Rolling update on new image push

:latest tag + Always pull is half the picture. K8s won’t restart pods if the image tag string is unchanged. Two options:

Annotation bump — write a unique value (e.g. SHA) to a pod-template annotation in the deployment. K8s sees the spec change → rolling restart.
kubectl rollout restart deployment/my-app — explicit restart from CI after image push.

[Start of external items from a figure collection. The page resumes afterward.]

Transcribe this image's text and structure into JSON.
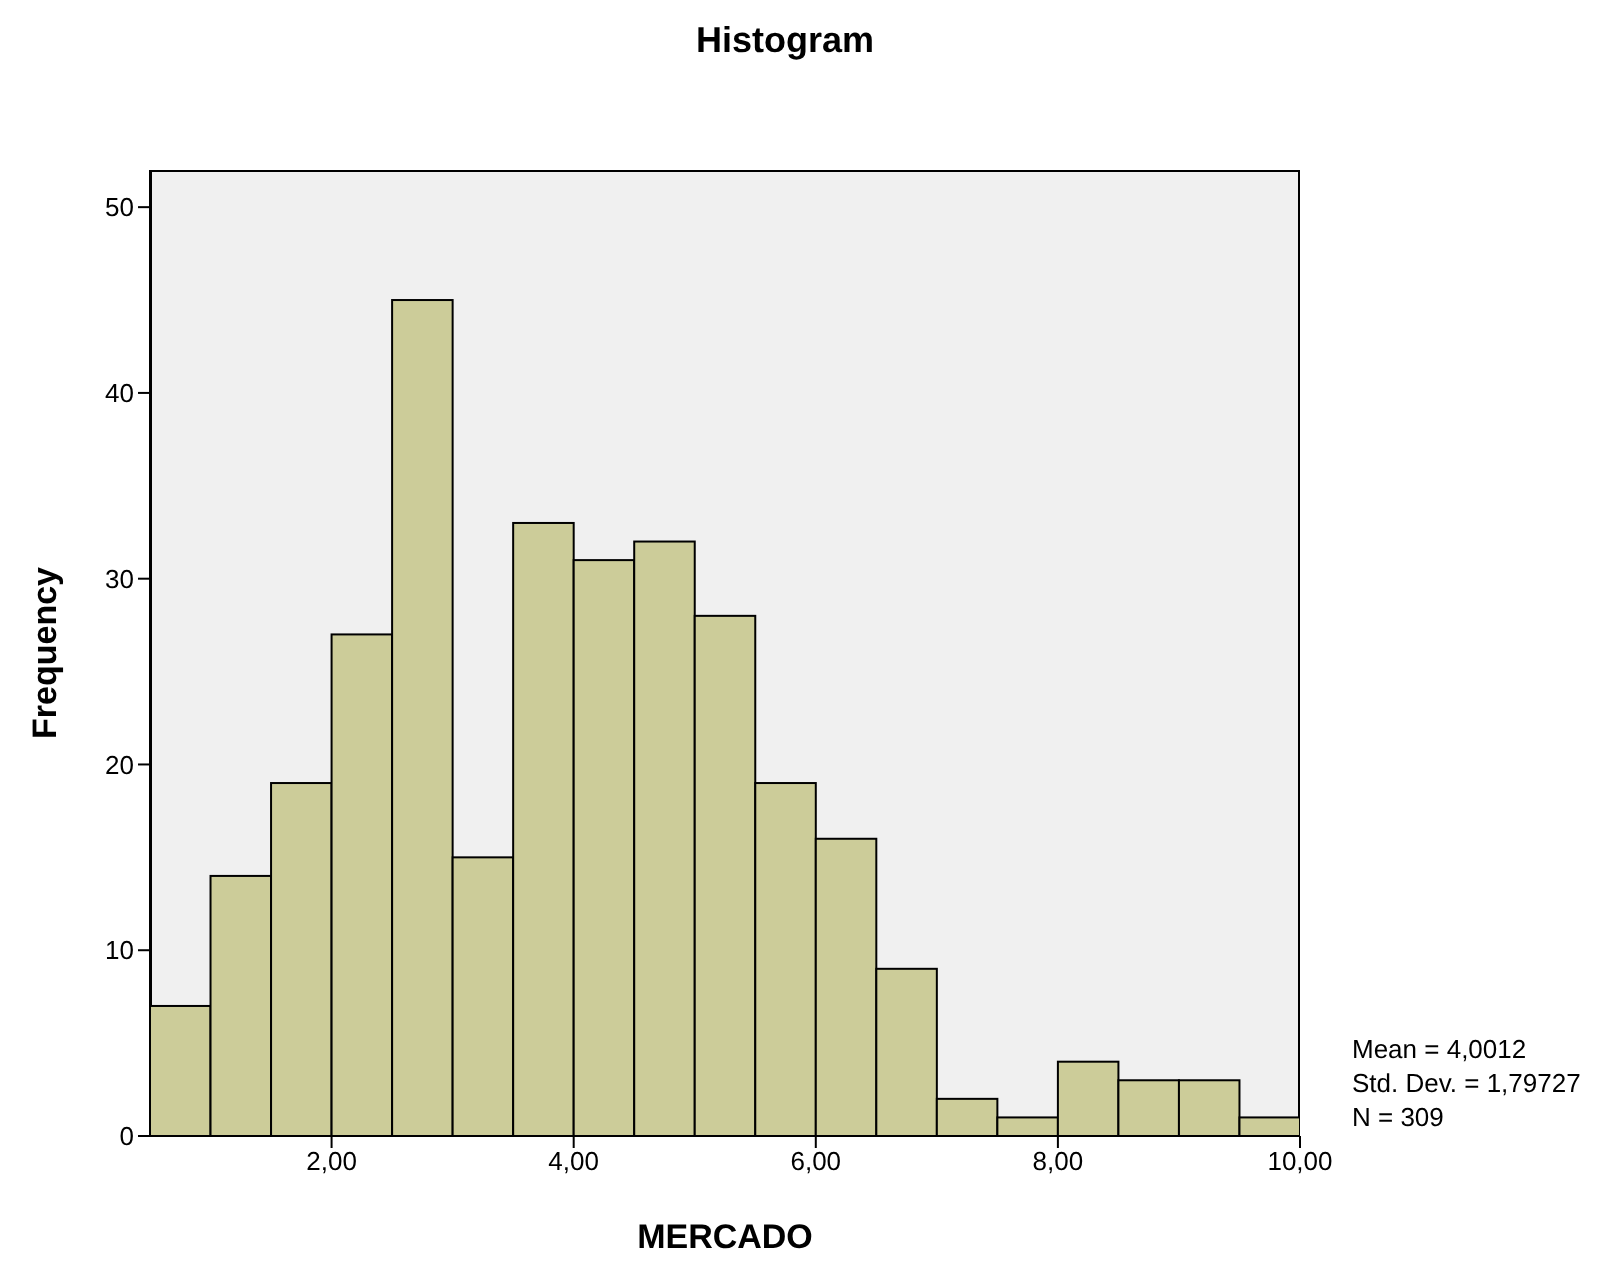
{
  "chart_data": {
    "type": "histogram",
    "title": "Histogram",
    "xlabel": "MERCADO",
    "ylabel": "Frequency",
    "bins": [
      0.5,
      1,
      1.5,
      2,
      2.5,
      3,
      3.5,
      4,
      4.5,
      5,
      5.5,
      6,
      6.5,
      7,
      7.5,
      8,
      8.5,
      9,
      9.5,
      10
    ],
    "values": [
      7,
      14,
      19,
      27,
      45,
      15,
      33,
      31,
      32,
      28,
      19,
      16,
      9,
      2,
      1,
      4,
      3,
      3,
      1
    ],
    "color": "#cccc99",
    "xlim": [
      0.5,
      10
    ],
    "xticks": [
      {
        "value": 2,
        "label": "2,00"
      },
      {
        "value": 4,
        "label": "4,00"
      },
      {
        "value": 6,
        "label": "6,00"
      },
      {
        "value": 8,
        "label": "8,00"
      },
      {
        "value": 10,
        "label": "10,00"
      }
    ],
    "ylim": [
      0,
      52
    ],
    "yticks": [
      0,
      10,
      20,
      30,
      40,
      50
    ],
    "annotations": [
      "Mean = 4,0012",
      "Std. Dev. = 1,79727",
      "N = 309"
    ]
  }
}
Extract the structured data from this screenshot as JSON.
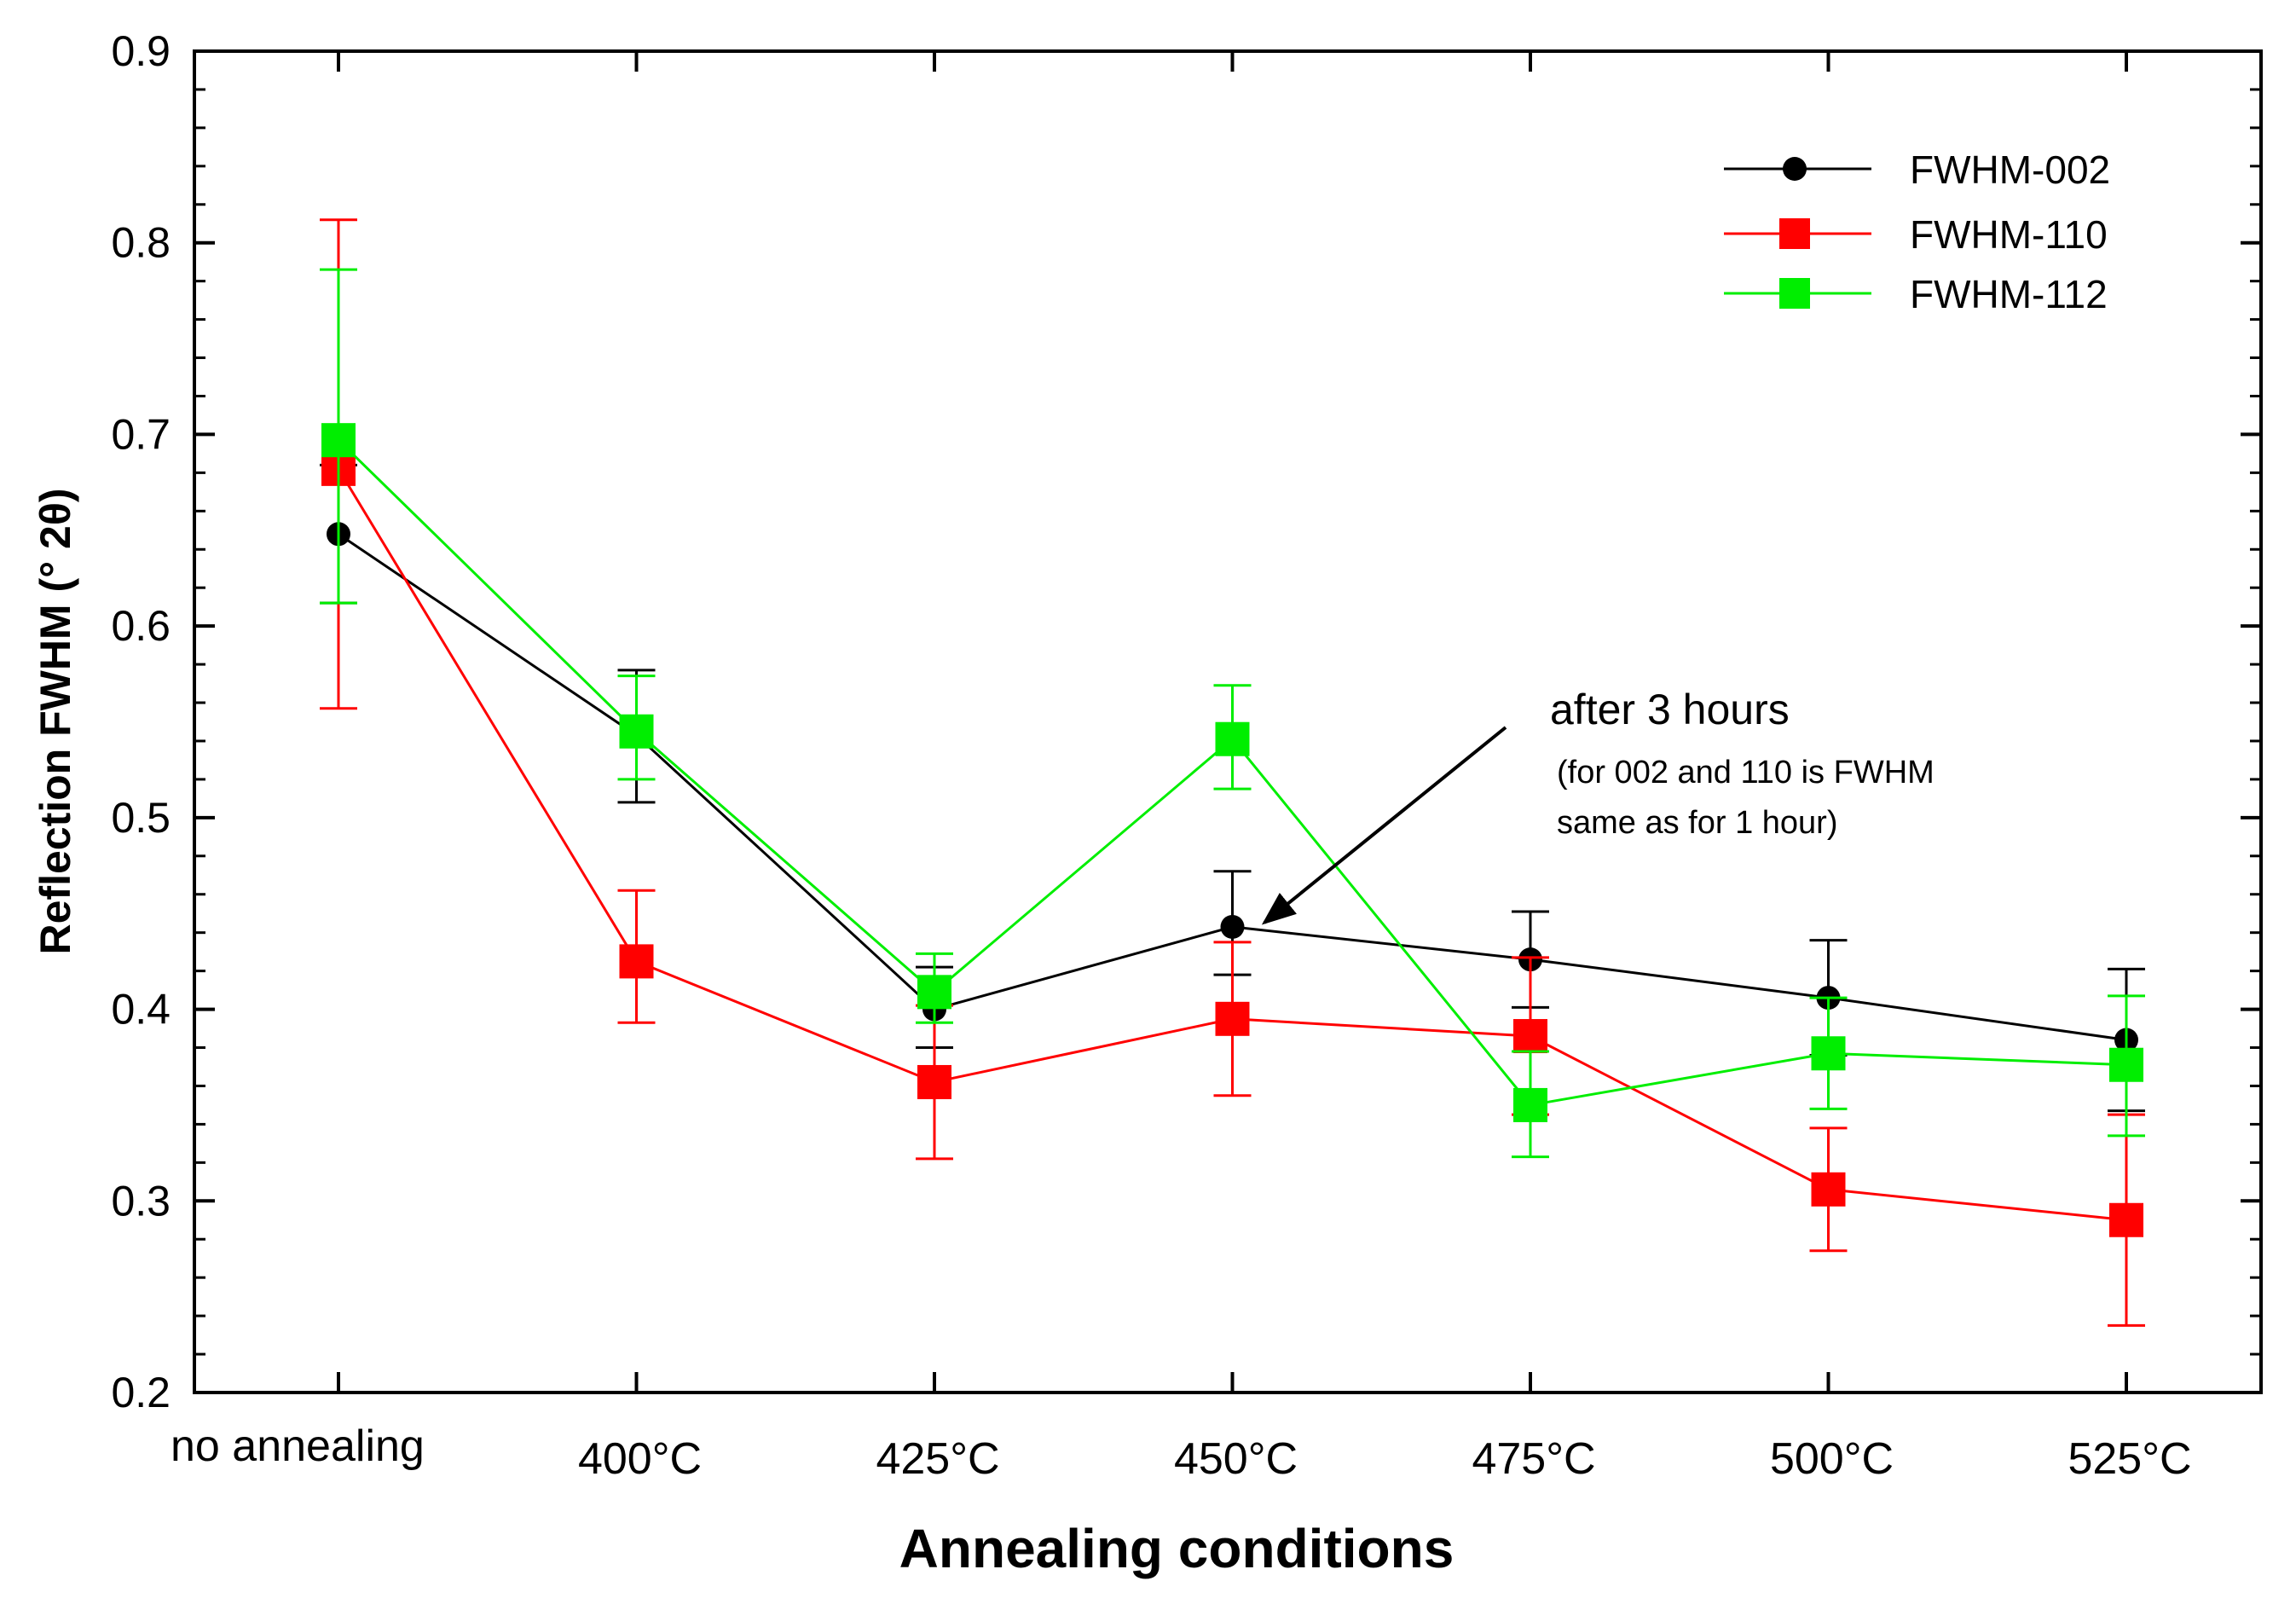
{
  "chart_data": {
    "type": "line",
    "xlabel": "Annealing conditions",
    "ylabel": "Reflection FWHM (° 2θ)",
    "ylim": [
      0.2,
      0.9
    ],
    "yticks": [
      "0.2",
      "0.3",
      "0.4",
      "0.5",
      "0.6",
      "0.7",
      "0.8",
      "0.9"
    ],
    "categories": [
      "no annealing",
      "400°C",
      "425°C",
      "450°C",
      "475°C",
      "500°C",
      "525°C"
    ],
    "legend_position": "top-right",
    "grid": false,
    "series": [
      {
        "name": "FWHM-002",
        "color": "#000000",
        "marker": "circle",
        "values": [
          0.648,
          0.543,
          0.4,
          0.443,
          0.426,
          0.406,
          0.384
        ],
        "err_low": [
          0.612,
          0.508,
          0.38,
          0.418,
          0.401,
          0.376,
          0.347
        ],
        "err_high": [
          0.684,
          0.577,
          0.422,
          0.472,
          0.451,
          0.436,
          0.421
        ]
      },
      {
        "name": "FWHM-110",
        "color": "#ff0000",
        "marker": "square",
        "values": [
          0.682,
          0.425,
          0.362,
          0.395,
          0.386,
          0.306,
          0.29
        ],
        "err_low": [
          0.557,
          0.393,
          0.322,
          0.355,
          0.345,
          0.274,
          0.235
        ],
        "err_high": [
          0.812,
          0.462,
          0.402,
          0.435,
          0.427,
          0.338,
          0.345
        ]
      },
      {
        "name": "FWHM-112",
        "color": "#00ee00",
        "marker": "square",
        "values": [
          0.697,
          0.545,
          0.409,
          0.541,
          0.35,
          0.377,
          0.371
        ],
        "err_low": [
          0.612,
          0.52,
          0.393,
          0.515,
          0.323,
          0.348,
          0.334
        ],
        "err_high": [
          0.786,
          0.574,
          0.429,
          0.569,
          0.378,
          0.406,
          0.407
        ]
      }
    ],
    "annotation": {
      "title": "after 3 hours",
      "lines": [
        "(for 002 and 110 is FWHM",
        "same as for 1 hour)"
      ],
      "points_to_category": "450°C",
      "points_to_value": 0.435
    }
  }
}
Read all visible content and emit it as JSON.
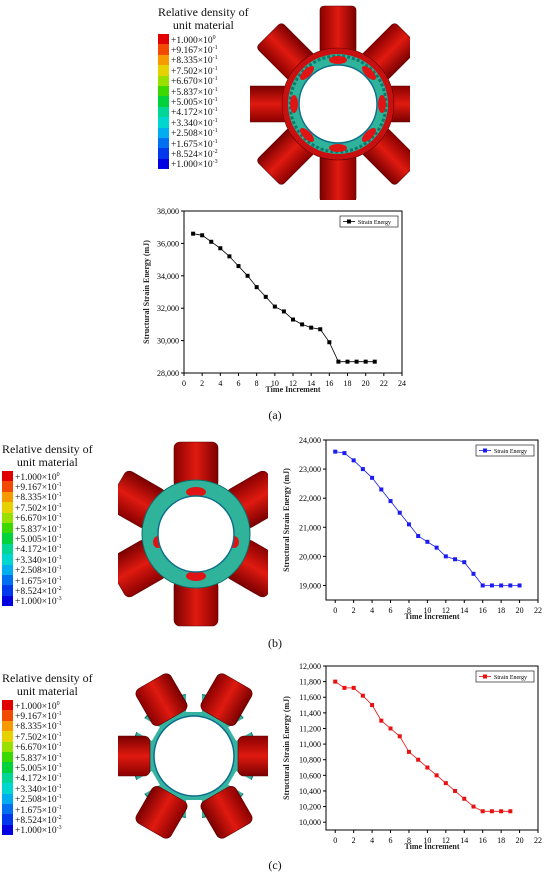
{
  "legend": {
    "title_line1": "Relative density  of",
    "title_line2": "unit material",
    "entries": [
      {
        "mant": "+1.000×10",
        "exp": "0",
        "color": "#e10000"
      },
      {
        "mant": "+9.167×10",
        "exp": "-1",
        "color": "#f24a00"
      },
      {
        "mant": "+8.335×10",
        "exp": "-1",
        "color": "#f79a00"
      },
      {
        "mant": "+7.502×10",
        "exp": "-1",
        "color": "#e6d200"
      },
      {
        "mant": "+6.670×10",
        "exp": "-1",
        "color": "#99e000"
      },
      {
        "mant": "+5.837×10",
        "exp": "-1",
        "color": "#3cd800"
      },
      {
        "mant": "+5.005×10",
        "exp": "-1",
        "color": "#00d23c"
      },
      {
        "mant": "+4.172×10",
        "exp": "-1",
        "color": "#00d696"
      },
      {
        "mant": "+3.340×10",
        "exp": "-1",
        "color": "#00d6d0"
      },
      {
        "mant": "+2.508×10",
        "exp": "-1",
        "color": "#00aef0"
      },
      {
        "mant": "+1.675×10",
        "exp": "-1",
        "color": "#0070f0"
      },
      {
        "mant": "+8.524×10",
        "exp": "-2",
        "color": "#0038ee"
      },
      {
        "mant": "+1.000×10",
        "exp": "-3",
        "color": "#0000e0"
      }
    ]
  },
  "captions": {
    "a": "(a)",
    "b": "(b)",
    "c": "(c)"
  },
  "chart_data": [
    {
      "type": "line",
      "panel": "a",
      "xlabel": "Time Increment",
      "ylabel": "Structural Strain Energy (mJ)",
      "legend_label": "Strain Energy",
      "color": "#000000",
      "xlim": [
        0,
        24
      ],
      "xticks": [
        0,
        2,
        4,
        6,
        8,
        10,
        12,
        14,
        16,
        18,
        20,
        22,
        24
      ],
      "ylim": [
        28000,
        38000
      ],
      "yticks": [
        28000,
        30000,
        32000,
        34000,
        36000,
        38000
      ],
      "ytick_labels": [
        "28,000",
        "30,000",
        "32,000",
        "34,000",
        "36,000",
        "38,000"
      ],
      "x": [
        1,
        2,
        3,
        4,
        5,
        6,
        7,
        8,
        9,
        10,
        11,
        12,
        13,
        14,
        15,
        16,
        17,
        18,
        19,
        20,
        21
      ],
      "y": [
        36600,
        36500,
        36100,
        35700,
        35200,
        34600,
        34000,
        33300,
        32700,
        32100,
        31800,
        31300,
        31000,
        30800,
        30700,
        29900,
        28700,
        28700,
        28700,
        28700,
        28700
      ]
    },
    {
      "type": "line",
      "panel": "b",
      "xlabel": "Time Increment",
      "ylabel": "Structural Strain Energy (mJ)",
      "legend_label": "Strain Energy",
      "color": "#1c1cf0",
      "xlim": [
        -1,
        22
      ],
      "xticks": [
        0,
        2,
        4,
        6,
        8,
        10,
        12,
        14,
        16,
        18,
        20,
        22
      ],
      "ylim": [
        18500,
        24000
      ],
      "yticks": [
        19000,
        20000,
        21000,
        22000,
        23000,
        24000
      ],
      "ytick_labels": [
        "19,000",
        "20,000",
        "21,000",
        "22,000",
        "23,000",
        "24,000"
      ],
      "x": [
        0,
        1,
        2,
        3,
        4,
        5,
        6,
        7,
        8,
        9,
        10,
        11,
        12,
        13,
        14,
        15,
        16,
        17,
        18,
        19,
        20
      ],
      "y": [
        23600,
        23550,
        23300,
        23000,
        22700,
        22300,
        21900,
        21500,
        21100,
        20700,
        20500,
        20300,
        20000,
        19900,
        19800,
        19400,
        19000,
        19000,
        19000,
        19000,
        19000
      ]
    },
    {
      "type": "line",
      "panel": "c",
      "xlabel": "Time Increment",
      "ylabel": "Structural Strain Energy (mJ)",
      "legend_label": "Strain Energy",
      "color": "#e81010",
      "xlim": [
        -1,
        22
      ],
      "xticks": [
        0,
        2,
        4,
        6,
        8,
        10,
        12,
        14,
        16,
        18,
        20,
        22
      ],
      "ylim": [
        9900,
        12000
      ],
      "yticks": [
        10000,
        10200,
        10400,
        10600,
        10800,
        11000,
        11200,
        11400,
        11600,
        11800,
        12000
      ],
      "ytick_labels": [
        "10,000",
        "10,200",
        "10,400",
        "10,600",
        "10,800",
        "11,000",
        "11,200",
        "11,400",
        "11,600",
        "11,800",
        "12,000"
      ],
      "x": [
        0,
        1,
        2,
        3,
        4,
        5,
        6,
        7,
        8,
        9,
        10,
        11,
        12,
        13,
        14,
        15,
        16,
        17,
        18,
        19
      ],
      "y": [
        11800,
        11720,
        11720,
        11620,
        11500,
        11300,
        11200,
        11100,
        10900,
        10800,
        10700,
        10600,
        10500,
        10400,
        10300,
        10200,
        10140,
        10140,
        10140,
        10140
      ]
    }
  ]
}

Both work. Option 1 keeps Pulumi as the source of truth; option 2 is one extra step in your build workflow.

Migrate before pod start

K3s deployments use init-containers for the pre-deploy migrate step:

spec:
  template:
    spec:
      initContainers:
        - name: migrate
          image: ghcr.io/your-org/my-app:latest
          command: ["bun", "/app/kumiko.js", "migrate", "apply"]
          env:
            - name: DATABASE_URL
              valueFrom: { secretKeyRef: { name: my-app-db, key: url } }

Pod refuses to start if migrate fails. Boot-gate inside the app provides a second safety net (SchemaDriftError if the schema still drifts from the journal).

Backups

The operators stack ships Velero (K8s resources + PVC snapshots) and CloudNativePG’s barman-cloud (continuous WAL archiving). Both back up to Hetzner Object Storage (S3-compatible).

Daily K8s backup at 03:00 UTC, 7-day retention. Postgres backups are continuous with 30-day retention.

Multi-tenant on a single Postgres cluster

CloudNativePG creates one Postgres cluster (pg). Each app gets its own database in that cluster — Tenant-Provisioning creates databases on demand. See Architecture: Tenant-DB-Context for the per-tenant connection routing.